When Daniel Defoe published his novel with the title, “The Fortunate Mistress,” he knew what he was doing. His protagonist is an extremely fortunate mistress, and remains fortunate until the very last paragraph, which appears tacked on to appease moral censors.

As the Introduction and text make clear, “Roxana” is not the protagonist’s name, but only a nickname for whore, which, on one occasion, was called out by men watching her do an exotic dance. If the publisher wanted to retain that name in the title, because that is the title by which the novel is best known, the least they should have done was to make it “The Roxana,” meaning The Whore. But the novel is not really about being a whore, but about a woman who was very fortunate in her career as a mistress.

Moreover, the title Roxana, especially if you skip the Introduction, misleads the reader into thinking that the protagonist uses that name, or any name at all. And if you don’t realize that the protagonist does not use any name, you miss the salient feature of this novel that distinguishes it from most others.
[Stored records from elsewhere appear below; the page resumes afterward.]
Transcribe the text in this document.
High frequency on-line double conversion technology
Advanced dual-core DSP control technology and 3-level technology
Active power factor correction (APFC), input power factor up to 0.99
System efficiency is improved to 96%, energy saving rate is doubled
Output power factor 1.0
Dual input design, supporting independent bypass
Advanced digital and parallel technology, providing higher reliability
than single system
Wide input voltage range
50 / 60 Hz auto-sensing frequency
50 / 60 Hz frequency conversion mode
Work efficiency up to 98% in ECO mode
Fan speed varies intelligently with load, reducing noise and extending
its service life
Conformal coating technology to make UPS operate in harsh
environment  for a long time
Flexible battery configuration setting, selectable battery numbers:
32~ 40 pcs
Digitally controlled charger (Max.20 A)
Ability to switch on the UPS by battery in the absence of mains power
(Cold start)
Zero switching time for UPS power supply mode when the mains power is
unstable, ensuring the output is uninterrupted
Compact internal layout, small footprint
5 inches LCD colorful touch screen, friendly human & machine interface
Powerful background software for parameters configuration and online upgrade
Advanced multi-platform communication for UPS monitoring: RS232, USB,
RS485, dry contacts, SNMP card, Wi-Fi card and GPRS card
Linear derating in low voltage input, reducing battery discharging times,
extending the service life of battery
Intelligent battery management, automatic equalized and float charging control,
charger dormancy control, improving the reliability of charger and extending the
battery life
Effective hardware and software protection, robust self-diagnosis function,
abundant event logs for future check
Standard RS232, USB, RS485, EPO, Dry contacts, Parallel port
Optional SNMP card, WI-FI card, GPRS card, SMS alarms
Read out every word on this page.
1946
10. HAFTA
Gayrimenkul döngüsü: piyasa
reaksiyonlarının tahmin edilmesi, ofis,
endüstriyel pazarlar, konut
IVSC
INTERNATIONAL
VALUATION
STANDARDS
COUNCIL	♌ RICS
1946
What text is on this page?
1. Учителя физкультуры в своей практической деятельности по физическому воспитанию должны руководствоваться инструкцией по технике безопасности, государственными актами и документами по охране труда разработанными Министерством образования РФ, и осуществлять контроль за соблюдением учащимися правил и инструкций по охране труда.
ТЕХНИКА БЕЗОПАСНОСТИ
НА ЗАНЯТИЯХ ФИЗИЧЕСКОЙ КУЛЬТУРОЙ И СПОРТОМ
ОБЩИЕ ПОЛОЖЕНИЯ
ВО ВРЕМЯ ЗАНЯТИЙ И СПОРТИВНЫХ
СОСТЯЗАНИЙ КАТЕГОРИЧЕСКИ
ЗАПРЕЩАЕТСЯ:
As to the cover illustration: It is a running joke in this novel that the protagonist is so beautiful that she does not need to “paint” (use makeup). Time and again, she declares to her clients that she does not paint, and gives them a glass of hot water and a cloth with which to rub her cheek as hard as they wish, to prove that her perfect complexion is not due to any makeup. They are amazed.

Daniel Defoe. Roxana. Oxford University Press, 1724/2008.